L'intelligence collective, c'est pas automatique !
Par Nils
- 5 minutes de lecture - 875 motsJe suis entre 2 modules de formation animée et organisée par l’Institut des futurs souhaitables, la formation s’intitule Organisations souhaitables.
Lors de la première journée, nous avons notamment abordé la notion d’intelligence collective. Ce que c’est. Ce que ce n’est pas.
Partage.
Une anecdote pour commencer
Le magazine Nature publie, le 7 mars 1907, un article de Sir Francis Galton.

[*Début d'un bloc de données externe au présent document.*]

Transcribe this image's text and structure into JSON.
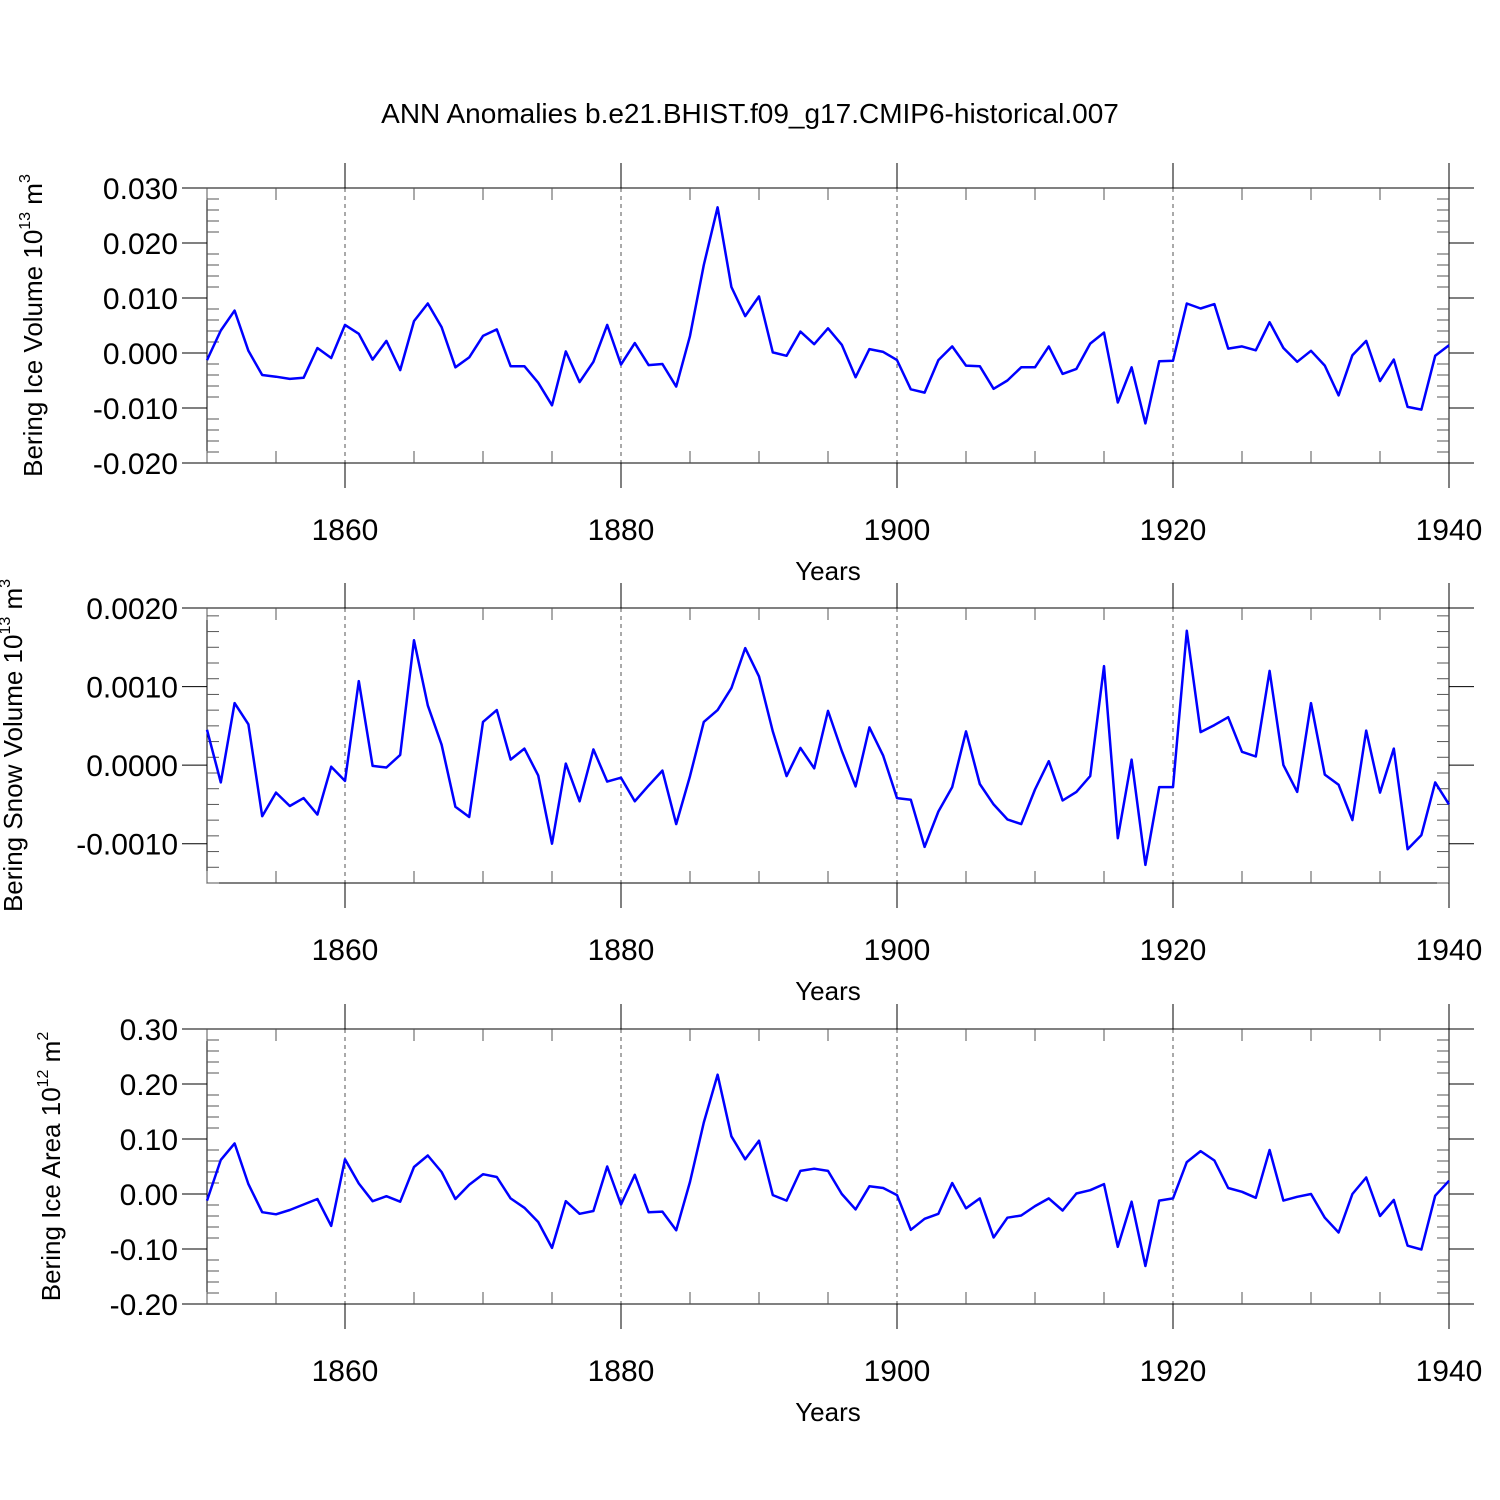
{
  "title": "ANN Anomalies b.e21.BHIST.f09_g17.CMIP6-historical.007",
  "line_color": "#0000ff",
  "chart_data": [
    {
      "type": "line",
      "title": "",
      "xlabel": "Years",
      "ylabel": {
        "main": "Bering Ice Volume 10",
        "exp": "13",
        "unit": " m",
        "unit_exp": "3"
      },
      "xlim": [
        1850,
        1940
      ],
      "ylim": [
        -0.02,
        0.03
      ],
      "xticks": [
        1860,
        1880,
        1900,
        1920,
        1940
      ],
      "yticks": [
        -0.02,
        -0.01,
        0.0,
        0.01,
        0.02,
        0.03
      ],
      "ytick_labels": [
        "-0.020",
        "-0.010",
        "0.000",
        "0.010",
        "0.020",
        "0.030"
      ],
      "x_start": 1850,
      "values": [
        -0.0013,
        0.0041,
        0.0077,
        0.0004,
        -0.004,
        -0.0043,
        -0.0047,
        -0.0045,
        0.0009,
        -0.0009,
        0.0051,
        0.0035,
        -0.0012,
        0.0022,
        -0.0031,
        0.0058,
        0.009,
        0.0047,
        -0.0026,
        -0.0008,
        0.0031,
        0.0043,
        -0.0024,
        -0.0024,
        -0.0054,
        -0.0095,
        0.0003,
        -0.0053,
        -0.0016,
        0.0051,
        -0.0021,
        0.0018,
        -0.0022,
        -0.002,
        -0.0061,
        0.0031,
        0.016,
        0.0265,
        0.012,
        0.0067,
        0.0103,
        0.0001,
        -0.0005,
        0.0039,
        0.0016,
        0.0045,
        0.0015,
        -0.0044,
        0.0007,
        0.0002,
        -0.0013,
        -0.0066,
        -0.0072,
        -0.0013,
        0.0012,
        -0.0023,
        -0.0024,
        -0.0065,
        -0.005,
        -0.0026,
        -0.0026,
        0.0012,
        -0.0038,
        -0.0029,
        0.0017,
        0.0037,
        -0.009,
        -0.0026,
        -0.0128,
        -0.0015,
        -0.0014,
        0.009,
        0.0081,
        0.0089,
        0.0008,
        0.0012,
        0.0005,
        0.0056,
        0.0009,
        -0.0016,
        0.0004,
        -0.0023,
        -0.0077,
        -0.0004,
        0.0022,
        -0.0051,
        -0.0012,
        -0.0098,
        -0.0103,
        -0.0005,
        0.0014
      ]
    },
    {
      "type": "line",
      "title": "",
      "xlabel": "Years",
      "ylabel": {
        "main": "Bering Snow Volume 10",
        "exp": "13",
        "unit": " m",
        "unit_exp": "3"
      },
      "xlim": [
        1850,
        1940
      ],
      "ylim": [
        -0.0015,
        0.002
      ],
      "xticks": [
        1860,
        1880,
        1900,
        1920,
        1940
      ],
      "yticks": [
        -0.001,
        0.0,
        0.001,
        0.002
      ],
      "ytick_labels": [
        "-0.0010",
        "0.0000",
        "0.0010",
        "0.0020"
      ],
      "x_start": 1850,
      "values": [
        0.00045,
        -0.00022,
        0.00079,
        0.00052,
        -0.00065,
        -0.00035,
        -0.00052,
        -0.00042,
        -0.00063,
        -2e-05,
        -0.0002,
        0.00107,
        -1e-05,
        -3e-05,
        0.00013,
        0.00159,
        0.00076,
        0.00026,
        -0.00053,
        -0.00066,
        0.00055,
        0.0007,
        7e-05,
        0.00021,
        -0.00013,
        -0.001,
        2e-05,
        -0.00046,
        0.0002,
        -0.00021,
        -0.00016,
        -0.00046,
        -0.00026,
        -7e-05,
        -0.00075,
        -0.00014,
        0.00055,
        0.0007,
        0.00098,
        0.00149,
        0.00113,
        0.00043,
        -0.00014,
        0.00022,
        -4e-05,
        0.00069,
        0.00018,
        -0.00027,
        0.00048,
        0.00012,
        -0.00042,
        -0.00044,
        -0.00104,
        -0.00059,
        -0.00028,
        0.00043,
        -0.00024,
        -0.0005,
        -0.00069,
        -0.00075,
        -0.00031,
        5e-05,
        -0.00045,
        -0.00034,
        -0.00014,
        0.00126,
        -0.00093,
        7e-05,
        -0.00127,
        -0.00028,
        -0.00028,
        0.00171,
        0.00042,
        0.00051,
        0.00061,
        0.00017,
        0.00011,
        0.0012,
        0.0,
        -0.00034,
        0.00079,
        -0.00012,
        -0.00025,
        -0.0007,
        0.00044,
        -0.00035,
        0.00021,
        -0.00107,
        -0.00089,
        -0.00022,
        -0.0005
      ]
    },
    {
      "type": "line",
      "title": "",
      "xlabel": "Years",
      "ylabel": {
        "main": "Bering Ice Area 10",
        "exp": "12",
        "unit": " m",
        "unit_exp": "2"
      },
      "xlim": [
        1850,
        1940
      ],
      "ylim": [
        -0.2,
        0.3
      ],
      "xticks": [
        1860,
        1880,
        1900,
        1920,
        1940
      ],
      "yticks": [
        -0.2,
        -0.1,
        0.0,
        0.1,
        0.2,
        0.3
      ],
      "ytick_labels": [
        "-0.20",
        "-0.10",
        "0.00",
        "0.10",
        "0.20",
        "0.30"
      ],
      "x_start": 1850,
      "values": [
        -0.012,
        0.062,
        0.092,
        0.018,
        -0.033,
        -0.037,
        -0.029,
        -0.019,
        -0.009,
        -0.058,
        0.063,
        0.019,
        -0.013,
        -0.004,
        -0.014,
        0.049,
        0.07,
        0.04,
        -0.009,
        0.017,
        0.036,
        0.031,
        -0.008,
        -0.025,
        -0.051,
        -0.098,
        -0.013,
        -0.036,
        -0.031,
        0.05,
        -0.019,
        0.035,
        -0.033,
        -0.032,
        -0.066,
        0.022,
        0.13,
        0.217,
        0.105,
        0.063,
        0.097,
        -0.002,
        -0.012,
        0.042,
        0.046,
        0.042,
        0.0,
        -0.028,
        0.014,
        0.011,
        -0.002,
        -0.065,
        -0.045,
        -0.036,
        0.02,
        -0.026,
        -0.008,
        -0.079,
        -0.043,
        -0.039,
        -0.022,
        -0.008,
        -0.03,
        0.001,
        0.007,
        0.018,
        -0.096,
        -0.014,
        -0.131,
        -0.012,
        -0.008,
        0.058,
        0.078,
        0.061,
        0.011,
        0.004,
        -0.007,
        0.08,
        -0.012,
        -0.005,
        0.0,
        -0.043,
        -0.07,
        0.0,
        0.03,
        -0.04,
        -0.011,
        -0.094,
        -0.101,
        -0.003,
        0.024
      ]
    }
  ]
}
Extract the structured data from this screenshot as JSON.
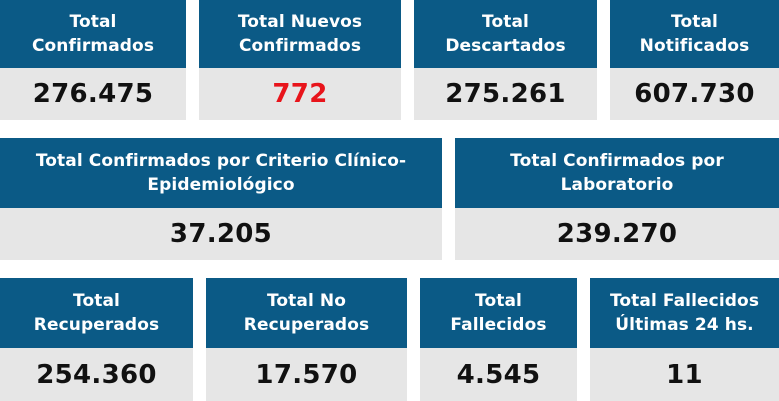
{
  "colors": {
    "header_bg": "#0b5a86",
    "value_bg": "#e6e6e6",
    "value_text": "#111111",
    "highlight": "#e8141b"
  },
  "cards": [
    {
      "title_lines": [
        "Total",
        "Confirmados"
      ],
      "value": "276.475"
    },
    {
      "title_lines": [
        "Total Nuevos",
        "Confirmados"
      ],
      "value": "772"
    },
    {
      "title_lines": [
        "Total",
        "Descartados"
      ],
      "value": "275.261"
    },
    {
      "title_lines": [
        "Total",
        "Notificados"
      ],
      "value": "607.730"
    },
    {
      "title_lines": [
        "Total Confirmados por Criterio Clínico-",
        "Epidemiológico"
      ],
      "value": "37.205"
    },
    {
      "title_lines": [
        "Total Confirmados por",
        "Laboratorio"
      ],
      "value": "239.270"
    },
    {
      "title_lines": [
        "Total",
        "Recuperados"
      ],
      "value": "254.360"
    },
    {
      "title_lines": [
        "Total No",
        "Recuperados"
      ],
      "value": "17.570"
    },
    {
      "title_lines": [
        "Total",
        "Fallecidos"
      ],
      "value": "4.545"
    },
    {
      "title_lines": [
        "Total Fallecidos",
        "Últimas 24 hs."
      ],
      "value": "11"
    }
  ]
}
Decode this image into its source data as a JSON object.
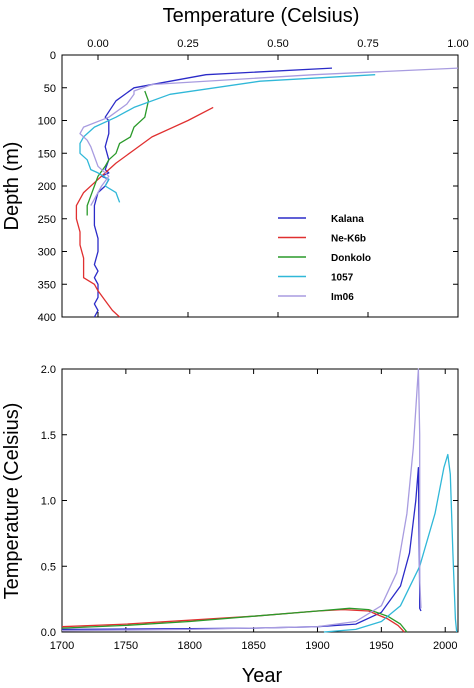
{
  "chart_data": [
    {
      "type": "line",
      "title": "Temperature (Celsius)",
      "xlabel": "Temperature (Celsius)",
      "ylabel": "Depth (m)",
      "xlim": [
        -0.1,
        1.0
      ],
      "ylim": [
        0,
        400
      ],
      "y_inverted": true,
      "x_axis_position": "top",
      "x_ticks": [
        "0.00",
        "0.25",
        "0.50",
        "0.75",
        "1.00"
      ],
      "x_tick_values": [
        0,
        0.25,
        0.5,
        0.75,
        1.0
      ],
      "y_ticks": [
        "0",
        "50",
        "100",
        "150",
        "200",
        "250",
        "300",
        "350",
        "400"
      ],
      "y_tick_values": [
        0,
        50,
        100,
        150,
        200,
        250,
        300,
        350,
        400
      ],
      "legend_position": "lower-right",
      "grid": false,
      "series": [
        {
          "name": "Kalana",
          "color": "#2b2bc8",
          "points": [
            [
              0.65,
              20
            ],
            [
              0.3,
              30
            ],
            [
              0.1,
              50
            ],
            [
              0.05,
              70
            ],
            [
              0.02,
              95
            ],
            [
              0.03,
              100
            ],
            [
              0.03,
              120
            ],
            [
              0.02,
              140
            ],
            [
              0.03,
              160
            ],
            [
              0.02,
              175
            ],
            [
              0.03,
              180
            ],
            [
              0.01,
              185
            ],
            [
              0.03,
              190
            ],
            [
              0.02,
              200
            ],
            [
              0.0,
              210
            ],
            [
              -0.01,
              230
            ],
            [
              -0.01,
              260
            ],
            [
              0.0,
              280
            ],
            [
              0.0,
              300
            ],
            [
              -0.01,
              320
            ],
            [
              0.0,
              330
            ],
            [
              -0.01,
              340
            ],
            [
              0.0,
              350
            ],
            [
              0.0,
              370
            ],
            [
              -0.01,
              380
            ],
            [
              0.0,
              390
            ],
            [
              -0.01,
              400
            ]
          ]
        },
        {
          "name": "Ne-K6b",
          "color": "#e03030",
          "points": [
            [
              0.32,
              80
            ],
            [
              0.25,
              100
            ],
            [
              0.15,
              125
            ],
            [
              0.1,
              145
            ],
            [
              0.05,
              165
            ],
            [
              0.02,
              180
            ],
            [
              -0.01,
              195
            ],
            [
              -0.04,
              210
            ],
            [
              -0.06,
              230
            ],
            [
              -0.06,
              250
            ],
            [
              -0.05,
              270
            ],
            [
              -0.05,
              290
            ],
            [
              -0.04,
              310
            ],
            [
              -0.04,
              330
            ],
            [
              -0.04,
              340
            ],
            [
              -0.01,
              350
            ],
            [
              0.0,
              360
            ],
            [
              0.02,
              375
            ],
            [
              0.04,
              390
            ],
            [
              0.06,
              400
            ]
          ]
        },
        {
          "name": "Donkolo",
          "color": "#2a9a2a",
          "points": [
            [
              0.13,
              55
            ],
            [
              0.14,
              70
            ],
            [
              0.13,
              95
            ],
            [
              0.1,
              110
            ],
            [
              0.09,
              125
            ],
            [
              0.06,
              135
            ],
            [
              0.05,
              150
            ],
            [
              0.03,
              160
            ],
            [
              0.02,
              170
            ],
            [
              0.0,
              185
            ],
            [
              -0.01,
              200
            ],
            [
              -0.02,
              215
            ],
            [
              -0.03,
              230
            ],
            [
              -0.03,
              245
            ]
          ]
        },
        {
          "name": "1057",
          "color": "#30b8d8",
          "points": [
            [
              0.77,
              30
            ],
            [
              0.45,
              40
            ],
            [
              0.2,
              60
            ],
            [
              0.1,
              80
            ],
            [
              0.05,
              95
            ],
            [
              -0.01,
              110
            ],
            [
              -0.04,
              125
            ],
            [
              -0.05,
              135
            ],
            [
              -0.05,
              150
            ],
            [
              -0.03,
              160
            ],
            [
              -0.02,
              175
            ],
            [
              0.0,
              180
            ],
            [
              0.03,
              190
            ],
            [
              0.02,
              200
            ],
            [
              0.05,
              210
            ],
            [
              0.06,
              225
            ]
          ]
        },
        {
          "name": "Im06",
          "color": "#a89ce0",
          "points": [
            [
              1.0,
              20
            ],
            [
              0.6,
              30
            ],
            [
              0.15,
              45
            ],
            [
              0.1,
              55
            ],
            [
              0.1,
              60
            ],
            [
              0.08,
              75
            ],
            [
              0.03,
              95
            ],
            [
              -0.04,
              110
            ],
            [
              -0.05,
              120
            ],
            [
              -0.03,
              130
            ],
            [
              -0.02,
              140
            ],
            [
              -0.01,
              155
            ],
            [
              0.0,
              170
            ],
            [
              0.03,
              185
            ],
            [
              0.01,
              200
            ],
            [
              -0.01,
              220
            ],
            [
              -0.02,
              230
            ]
          ]
        }
      ]
    },
    {
      "type": "line",
      "xlabel": "Year",
      "ylabel": "Temperature (Celsius)",
      "xlim": [
        1700,
        2010
      ],
      "ylim": [
        0,
        2.0
      ],
      "x_ticks": [
        "1700",
        "1750",
        "1800",
        "1850",
        "1900",
        "1950",
        "2000"
      ],
      "x_tick_values": [
        1700,
        1750,
        1800,
        1850,
        1900,
        1950,
        2000
      ],
      "y_ticks": [
        "0.0",
        "0.5",
        "1.0",
        "1.5",
        "2.0"
      ],
      "y_tick_values": [
        0,
        0.5,
        1.0,
        1.5,
        2.0
      ],
      "grid": false,
      "series": [
        {
          "name": "Kalana",
          "color": "#2b2bc8",
          "points": [
            [
              1700,
              0.02
            ],
            [
              1800,
              0.025
            ],
            [
              1850,
              0.03
            ],
            [
              1900,
              0.04
            ],
            [
              1930,
              0.06
            ],
            [
              1950,
              0.15
            ],
            [
              1965,
              0.35
            ],
            [
              1972,
              0.6
            ],
            [
              1977,
              1.0
            ],
            [
              1979,
              1.25
            ],
            [
              1980,
              0.3
            ],
            [
              1980,
              0.18
            ],
            [
              1981,
              0.16
            ]
          ]
        },
        {
          "name": "Ne-K6b",
          "color": "#e03030",
          "points": [
            [
              1700,
              0.04
            ],
            [
              1750,
              0.06
            ],
            [
              1800,
              0.09
            ],
            [
              1850,
              0.12
            ],
            [
              1900,
              0.16
            ],
            [
              1920,
              0.17
            ],
            [
              1940,
              0.16
            ],
            [
              1955,
              0.1
            ],
            [
              1963,
              0.05
            ],
            [
              1968,
              0.0
            ]
          ]
        },
        {
          "name": "Donkolo",
          "color": "#2a9a2a",
          "points": [
            [
              1700,
              0.03
            ],
            [
              1750,
              0.05
            ],
            [
              1800,
              0.08
            ],
            [
              1850,
              0.12
            ],
            [
              1900,
              0.16
            ],
            [
              1925,
              0.18
            ],
            [
              1940,
              0.17
            ],
            [
              1955,
              0.12
            ],
            [
              1965,
              0.06
            ],
            [
              1970,
              0.0
            ]
          ]
        },
        {
          "name": "1057",
          "color": "#30b8d8",
          "points": [
            [
              1905,
              0.0
            ],
            [
              1930,
              0.02
            ],
            [
              1950,
              0.08
            ],
            [
              1965,
              0.2
            ],
            [
              1980,
              0.5
            ],
            [
              1992,
              0.9
            ],
            [
              1999,
              1.25
            ],
            [
              2002,
              1.35
            ],
            [
              2004,
              1.2
            ],
            [
              2006,
              0.6
            ],
            [
              2008,
              0.1
            ],
            [
              2009,
              0.0
            ]
          ]
        },
        {
          "name": "Im06",
          "color": "#a89ce0",
          "points": [
            [
              1700,
              0.01
            ],
            [
              1800,
              0.02
            ],
            [
              1900,
              0.04
            ],
            [
              1930,
              0.08
            ],
            [
              1950,
              0.2
            ],
            [
              1962,
              0.45
            ],
            [
              1970,
              0.9
            ],
            [
              1975,
              1.4
            ],
            [
              1978,
              1.85
            ],
            [
              1979,
              2.0
            ],
            [
              1980,
              1.5
            ],
            [
              1980,
              0.4
            ],
            [
              1981,
              0.18
            ]
          ]
        }
      ]
    }
  ]
}
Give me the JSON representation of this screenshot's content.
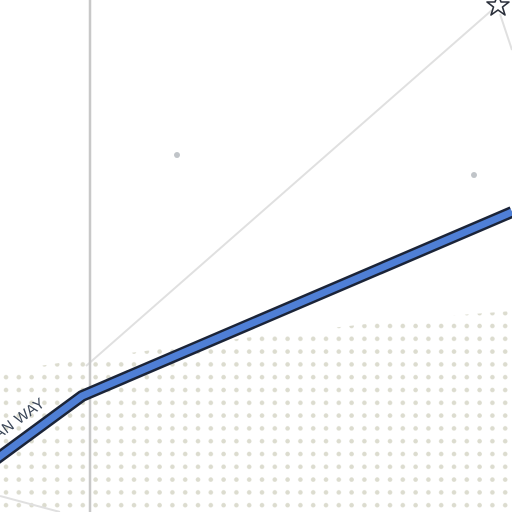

Ce dernier assiste, à Plymouth, à une foire comme en il existe tant d’autres. Au cours de celle-ci est organisé un concours où il faut deviner le poids de viande prête à la consommation à partir d’un bœuf exposé sur scène. Les compétitrices et compétiteurs voient donc le bœuf vivant. Le concours est payant, chaque participant devait acheter un carton, y inscrire son nom ainsi que son estimation de poids de viande prête à la consommation. 800 personnes participent, Sir Galton récupère les cartons et ne peut en analyser que 787, 13 étant inexploitables.
Or, il s’avère que parmi tous les experts bouchers, fermiers et probablement beaucoup d’autres personnes non expertes profitant d’une journée d’excursion, personne n’a deviné la bonne réponse : 1198 lbs. Cependant, la moyenne de toutes les réponses était presque exacte : 1197 lbs (et en plus, les réponses étaient normalement distribuées autour du chiffre correct).
Sir Galton démontre, dans son article, qu’un nombre suffisant de participants, qui émettent tous leurs propres jugements indépendants, peuvent individuellement se tromper en grande partie, mais collectivement être extrêmement précis.
Intelligence collective
Réunir quelques personnes dans une salle et les faire réfléchir ensemble ne garantit pas une intelligence collective, une intelligence qui dépasse celle de chaque personne.
Quelques ingrédients indispensables pour que l’intelligence émerge
Motivation/engagement : la motivation de chaque personne présente, mobilisée est indispensable. Dans l’anecdote de Plymouth, l’engagement est généré par le coût du ticket et l’envie de gagner, une personne non motivée, non engagée aurait très bien pu proposer une estimation à 10.000 lbs.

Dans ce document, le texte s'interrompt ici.